John grabs a kid, pulls him to the ground, and punches him.
The heroes all get up. John runs to the MOD and pulls Frank out, while Micah lies on the ground, screaming to Dan that Dan should help him, because Micah is his “friend” and that he was “there” for Dan.
Despite the fact that Micah was just shot up with blue lightning, and about to kill Dan with a machete, Dan looks conflicted.
But I guess it doesn’t matter. A moment later, Micah’s face turns into a demon face, which vanishes, leaving Micah’s face again, and then he gets sucked into the MOD, and we see blood spit out the back, so he’s gone.
And fire starts running down the rows.
And everyone runs away, as the MOD blows up.
John sets Frank down on the ground, and then Frank dies. John says, “No! Come on! Come on!” But does not try, say, CPR, or any other lifesaving technique. Like, pulling an arrow out of Frank and stopping the bleeding.
The next morning, Dan and John build a funeral pyre out of corn, put Frank in it, and light it up. Shouldn’t they call his family, first? Or the cops? Or anyone, really, before torching Frank? At the very least, the guy is evidence.
Dan asks Lacey if she really “meant what she said” earlier. The catch/keep thing?

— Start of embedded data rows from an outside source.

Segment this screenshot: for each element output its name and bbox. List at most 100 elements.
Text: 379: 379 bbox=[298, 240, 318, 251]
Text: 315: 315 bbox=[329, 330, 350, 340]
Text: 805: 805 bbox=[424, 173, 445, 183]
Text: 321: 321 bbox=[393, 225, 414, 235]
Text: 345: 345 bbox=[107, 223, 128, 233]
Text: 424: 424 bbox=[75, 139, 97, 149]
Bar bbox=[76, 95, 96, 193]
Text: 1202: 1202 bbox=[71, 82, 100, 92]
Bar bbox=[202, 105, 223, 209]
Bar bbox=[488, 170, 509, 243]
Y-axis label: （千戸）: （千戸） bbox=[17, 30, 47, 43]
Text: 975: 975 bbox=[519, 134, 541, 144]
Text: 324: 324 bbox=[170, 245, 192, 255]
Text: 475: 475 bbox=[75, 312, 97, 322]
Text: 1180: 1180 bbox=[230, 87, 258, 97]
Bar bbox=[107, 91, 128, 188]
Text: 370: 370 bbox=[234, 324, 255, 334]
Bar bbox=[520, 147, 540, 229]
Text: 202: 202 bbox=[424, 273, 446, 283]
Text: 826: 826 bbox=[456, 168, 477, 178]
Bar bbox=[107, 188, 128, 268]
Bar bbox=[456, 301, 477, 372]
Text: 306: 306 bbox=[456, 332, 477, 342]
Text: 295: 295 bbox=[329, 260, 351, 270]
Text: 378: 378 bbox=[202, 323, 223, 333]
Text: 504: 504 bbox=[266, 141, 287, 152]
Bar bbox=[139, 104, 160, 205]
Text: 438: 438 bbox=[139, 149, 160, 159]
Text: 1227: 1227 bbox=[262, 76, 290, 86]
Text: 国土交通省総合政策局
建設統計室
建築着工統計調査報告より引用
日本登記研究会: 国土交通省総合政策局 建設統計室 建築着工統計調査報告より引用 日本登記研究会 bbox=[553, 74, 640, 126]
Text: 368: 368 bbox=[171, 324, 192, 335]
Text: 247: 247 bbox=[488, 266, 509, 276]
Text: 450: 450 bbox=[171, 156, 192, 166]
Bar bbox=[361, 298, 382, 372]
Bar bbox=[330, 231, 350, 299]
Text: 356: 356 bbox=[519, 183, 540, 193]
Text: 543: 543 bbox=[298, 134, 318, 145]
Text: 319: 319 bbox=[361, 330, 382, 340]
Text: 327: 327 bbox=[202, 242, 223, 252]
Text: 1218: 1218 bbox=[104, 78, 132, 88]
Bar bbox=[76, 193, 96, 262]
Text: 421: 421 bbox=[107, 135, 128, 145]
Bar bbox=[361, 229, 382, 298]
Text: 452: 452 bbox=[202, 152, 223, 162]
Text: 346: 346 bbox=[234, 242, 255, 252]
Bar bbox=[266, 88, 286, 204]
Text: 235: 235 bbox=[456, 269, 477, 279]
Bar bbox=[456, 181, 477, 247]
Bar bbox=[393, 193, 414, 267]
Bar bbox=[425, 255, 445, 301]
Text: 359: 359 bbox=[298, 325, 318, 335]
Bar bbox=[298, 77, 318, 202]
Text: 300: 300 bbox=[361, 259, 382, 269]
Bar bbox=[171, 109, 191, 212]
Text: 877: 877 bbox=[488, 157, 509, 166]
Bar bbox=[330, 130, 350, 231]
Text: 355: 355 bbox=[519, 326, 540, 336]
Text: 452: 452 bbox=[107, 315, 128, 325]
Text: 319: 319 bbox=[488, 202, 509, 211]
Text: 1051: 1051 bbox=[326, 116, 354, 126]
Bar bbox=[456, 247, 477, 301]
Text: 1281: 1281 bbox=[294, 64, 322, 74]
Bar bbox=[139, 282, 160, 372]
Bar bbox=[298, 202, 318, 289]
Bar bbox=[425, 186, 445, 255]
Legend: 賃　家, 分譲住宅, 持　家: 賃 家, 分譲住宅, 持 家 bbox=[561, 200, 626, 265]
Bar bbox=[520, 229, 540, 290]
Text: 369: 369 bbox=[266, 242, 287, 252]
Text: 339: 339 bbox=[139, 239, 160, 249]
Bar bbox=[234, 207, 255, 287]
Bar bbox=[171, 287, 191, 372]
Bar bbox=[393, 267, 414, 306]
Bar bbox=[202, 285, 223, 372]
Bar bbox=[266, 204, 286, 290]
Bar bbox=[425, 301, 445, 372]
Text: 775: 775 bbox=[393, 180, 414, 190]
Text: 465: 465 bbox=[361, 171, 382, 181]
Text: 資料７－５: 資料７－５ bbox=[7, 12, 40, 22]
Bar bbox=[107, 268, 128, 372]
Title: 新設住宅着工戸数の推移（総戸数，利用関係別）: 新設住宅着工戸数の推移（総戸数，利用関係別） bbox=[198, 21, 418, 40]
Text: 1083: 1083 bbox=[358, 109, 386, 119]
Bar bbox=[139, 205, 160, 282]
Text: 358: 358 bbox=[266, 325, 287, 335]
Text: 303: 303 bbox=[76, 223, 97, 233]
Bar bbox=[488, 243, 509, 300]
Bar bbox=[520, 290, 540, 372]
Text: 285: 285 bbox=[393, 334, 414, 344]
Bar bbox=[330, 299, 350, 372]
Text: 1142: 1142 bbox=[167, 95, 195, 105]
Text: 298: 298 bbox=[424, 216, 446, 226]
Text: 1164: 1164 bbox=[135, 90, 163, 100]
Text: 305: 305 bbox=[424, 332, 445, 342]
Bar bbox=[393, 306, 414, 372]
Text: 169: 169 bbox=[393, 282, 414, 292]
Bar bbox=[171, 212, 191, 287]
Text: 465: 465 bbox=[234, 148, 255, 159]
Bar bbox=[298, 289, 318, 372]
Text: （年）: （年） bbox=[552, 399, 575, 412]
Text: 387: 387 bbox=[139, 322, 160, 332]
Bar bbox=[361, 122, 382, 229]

Or the “take me with you” thing? Lacey says she would have said “anything” to get her out of that mess.
Then she says something else, but I couldn’t tell you what it is. She totally mumbles it, and even after listening to it three or four times, I can’t make it out.
The foursome all walk away from the still-burning Frank to Angela’s car.
Angela asks, “What do we do about the children?”
John says, “Tell their story. Let the healing begin.” He looks at Dan, “It’s not too late for that, is it?”
Dan says no, it’s not too late. Because the discussion is deeply filled with meaning. He also thinks the editor at Newsweek might be willing to “reconsider,” since John went through all of this just to get a story.
Well, Dan, I suspect that the editor at Newsweek will think all of you are totally nuts. But whatever gets you through the night, man.
They drive away.
Back at the magical rock, Frank’s spirit, now fully dressed in Native American garb, completes the painting that shows that the corn will totally opened to one who found truth within himself, or whatever crazy stuff the screenwriter came up with earlier in the movie. I bet you totally forgot about that rock, didn’t you?
Frank walks away, his spirit fading to nothing as he does so.
Then the credits come up. Guess we’ll deal with what happened to all the kids in part III.